Carmelo se quedó callado. Comprendió que la relación que había fabricado en sus fantasías con Carlota no se haría realidad, y ello también fue un duro golpe para él, pero después de unos instantes dijo:
--¡Podemos ser dos buenos amigos!
--Ay, pero por supuesto –Carlota respondió, y agregó.
--Eso ni lo dudes. Más aún, me daría mucha pena perder tu amistad, pero no quisiera hacerte daño ilusionándote.
Con una voz algo plana, como para esconder una no muy secreta tristeza, Carmelo afirmó:
--Está bien; no te preocupes amiga.
La noche continuaba su curso, haciendo de oscuro testigo de este y de tantos otros encuentros. Ya a esa hora no iba a haber algún colectivo o microbús que lleve a Carmelo hasta su casa, pero aquello lo tenía sin cuidado.
Carlota le seguía contando. En medio de su relato, respondía a las preguntas que su amigo no tenía cuando dejar de hacerle, y constantemente le decía:
--Ay, Carmelo, no sabes qué bien me hace hablar de esto contigo. Tú deberías estudiar para psicoanalista.
Carmelo se sonrió, diciéndose para sus adentros: “Lo que debo encontrar es la forma de ponerle fin a mi soledad”.
Carmelo no siempre tenía con quién conversar, con quién estar, y por eso, se agarraba con uñas y dientes de personas como Carlota. Muy pocas eran las chicas que lo aceptaban, y que estaban dispuestas a sentarse a conversar con él, en vez de irse de paseo, o a una fiesta, con chicos a los que no había que estar llevando y trayendo del brazo.
Pero Carmelo se resistía a reconocer aquello. De la boca para afuera era un chico más, que se había integrado, pero se ponía muy mal en ocasiones como aquella, en la que por la confianza que le tenía la misma Carlota le preguntó.

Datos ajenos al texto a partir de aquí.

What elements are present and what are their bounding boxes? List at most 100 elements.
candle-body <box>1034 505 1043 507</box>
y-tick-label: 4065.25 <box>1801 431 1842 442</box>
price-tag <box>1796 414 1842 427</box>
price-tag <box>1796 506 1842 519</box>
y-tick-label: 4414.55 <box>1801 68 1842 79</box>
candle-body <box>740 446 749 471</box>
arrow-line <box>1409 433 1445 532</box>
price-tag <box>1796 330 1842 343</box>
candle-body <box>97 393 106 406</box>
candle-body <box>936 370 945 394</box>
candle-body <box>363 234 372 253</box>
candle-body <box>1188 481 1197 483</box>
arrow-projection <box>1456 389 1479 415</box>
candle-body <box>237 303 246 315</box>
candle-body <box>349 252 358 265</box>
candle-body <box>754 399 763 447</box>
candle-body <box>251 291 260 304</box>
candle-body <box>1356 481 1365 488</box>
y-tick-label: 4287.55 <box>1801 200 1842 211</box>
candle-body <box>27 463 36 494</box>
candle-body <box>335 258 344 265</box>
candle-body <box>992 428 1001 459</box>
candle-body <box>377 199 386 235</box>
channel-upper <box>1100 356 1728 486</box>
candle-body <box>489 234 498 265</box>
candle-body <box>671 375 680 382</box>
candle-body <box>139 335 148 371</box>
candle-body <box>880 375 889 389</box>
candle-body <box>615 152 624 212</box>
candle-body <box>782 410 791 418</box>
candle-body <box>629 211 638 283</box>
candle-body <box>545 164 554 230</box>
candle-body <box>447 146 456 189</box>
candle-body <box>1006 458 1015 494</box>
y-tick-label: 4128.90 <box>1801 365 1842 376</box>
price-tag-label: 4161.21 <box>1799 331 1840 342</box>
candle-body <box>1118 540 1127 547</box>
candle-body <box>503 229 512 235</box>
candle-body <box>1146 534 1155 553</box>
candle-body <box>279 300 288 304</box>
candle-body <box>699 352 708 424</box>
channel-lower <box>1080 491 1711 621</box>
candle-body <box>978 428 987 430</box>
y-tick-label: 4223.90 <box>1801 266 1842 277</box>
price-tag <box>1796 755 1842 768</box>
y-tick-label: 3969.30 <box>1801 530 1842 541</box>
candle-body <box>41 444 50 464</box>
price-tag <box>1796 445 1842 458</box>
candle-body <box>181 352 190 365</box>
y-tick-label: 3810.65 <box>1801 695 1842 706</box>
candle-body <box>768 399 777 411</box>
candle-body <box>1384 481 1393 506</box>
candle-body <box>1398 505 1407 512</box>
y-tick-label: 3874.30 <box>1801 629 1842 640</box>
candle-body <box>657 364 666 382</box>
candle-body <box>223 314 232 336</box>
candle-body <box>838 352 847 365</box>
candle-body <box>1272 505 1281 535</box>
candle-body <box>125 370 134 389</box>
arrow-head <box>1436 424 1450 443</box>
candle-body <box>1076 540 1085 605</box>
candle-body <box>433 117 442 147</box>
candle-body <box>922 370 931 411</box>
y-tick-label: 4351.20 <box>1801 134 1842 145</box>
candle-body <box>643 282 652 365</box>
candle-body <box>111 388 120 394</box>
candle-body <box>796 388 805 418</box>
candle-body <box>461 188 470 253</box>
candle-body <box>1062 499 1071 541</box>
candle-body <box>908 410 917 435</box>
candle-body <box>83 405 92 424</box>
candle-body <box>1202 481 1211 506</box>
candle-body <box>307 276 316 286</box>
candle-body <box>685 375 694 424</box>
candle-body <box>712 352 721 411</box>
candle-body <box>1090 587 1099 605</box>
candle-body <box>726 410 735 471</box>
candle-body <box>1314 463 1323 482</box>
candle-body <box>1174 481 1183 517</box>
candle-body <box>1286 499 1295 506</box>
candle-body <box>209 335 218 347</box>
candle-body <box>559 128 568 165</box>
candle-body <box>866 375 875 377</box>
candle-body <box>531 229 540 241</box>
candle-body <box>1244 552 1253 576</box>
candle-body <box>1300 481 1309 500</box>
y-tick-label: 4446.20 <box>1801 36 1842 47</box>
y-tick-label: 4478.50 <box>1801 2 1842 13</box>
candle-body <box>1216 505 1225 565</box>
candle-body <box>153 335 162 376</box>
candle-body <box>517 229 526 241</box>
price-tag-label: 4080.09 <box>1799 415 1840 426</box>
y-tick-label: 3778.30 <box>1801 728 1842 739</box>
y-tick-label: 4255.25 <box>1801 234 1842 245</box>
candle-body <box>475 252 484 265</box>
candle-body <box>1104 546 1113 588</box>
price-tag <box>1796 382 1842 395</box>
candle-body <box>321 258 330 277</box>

--Bueno, déjate de vainas amigo mío. Está muy bien que tú seas un magnífico acompañante, un gran conversador. ¿Pero cuándo te voy a ver con una hembra de esas?
Carmelo se quedó callado, y aunque hubiese querido no pudo ocultar su cara de fastidio. Prefirió tamborillarse las piernas, como si estuviera tocando batería, pero Carlota que ya lo conocía insistió:
--¡Ah, evades mi pregunta!
Carmelo se quedó callado. No tuvo el valor de ser franco con su amiga, como ella sí lo había sido, y no le contó que en más de una oportunidad le tocó sufrir el rechazo de parte de las adolescentes a las que él se les insinuaba, incluyendo a las de su colegio.
La misma Carlota había visto cómo cuando Carmelo se acercaba a las muchachas, en la clase, ellas se miraban, unas a otras, como diciendo: ¡Y ahora qué hacemos! ¡Ay, pero qué nervios!
Comprendió el malestar de su amigo, y decidió cambiar en algo el tema hablándole de doña Blanca. Era una señorita que ya había entrado en años y en carnes, y que le había ofrecido recibirlo en su casa para leerle algunos libros en voz alta, diciéndole: “Ay, cuando quieras me llamas por teléfono para comunicarme que quieres venir, y encantada yo te espero”.
Carmelo respiró al oír su nombre, y sintió que por fin iba a poder hablar de una mujer, aunque ya no sea una chiquilla. Aquella señorita le había tomado mucho cariño, y en las sesiones de lectura hablada le había permitido palpar algo más que las hojas de tal o cual libro.
La casa de la señorita tenía dos pisos, y cuando Carmelo llegaba, por lo general, empezaban a leer en la sala, donde ella lo esperaba con un baso de refresco bien helado, si estaban en verano, además de unas galletitas o algún pastelillo que en ciertas ocasiones Carmelo comía con algo de dificultad.
Doña Blanca lo miraba comer, y con un aire de sobre protección maternal le acercaba una servilleta, diciéndole:
--No te preocupes mi vida, que estamos en confianza. Come tranquilo, y después que te limpies la boquita y tus manitos, comenzamos a leer.
Ya Carmelo le había contado algo de eso a Carlota, quien esa noche aprovechó para preguntarle por curiosidad:
--Ay, me vas a matar pero es que soy muy chismosa, jajaja. No puedo resistir la tentación de preguntarte: ¿Cómo te diste cuenta, cómo descubriste que la blanquita era gorda?
Carmelo le iba a empezar a responder, pero antes Carlota le hizo una indicación:
--Cuando me hables, voltea la cara hacia mí.
Carmelo aceptó aquello, porque sabía que su amiga le decía las cosas en muy buena onda, por su bien, y ya volteada la cara hacia ella le empezó a contar:
--Llegué a eso de las cinco de la tarde, y se demoraron en abrir la puerta. Ya era la tercera vez que iba.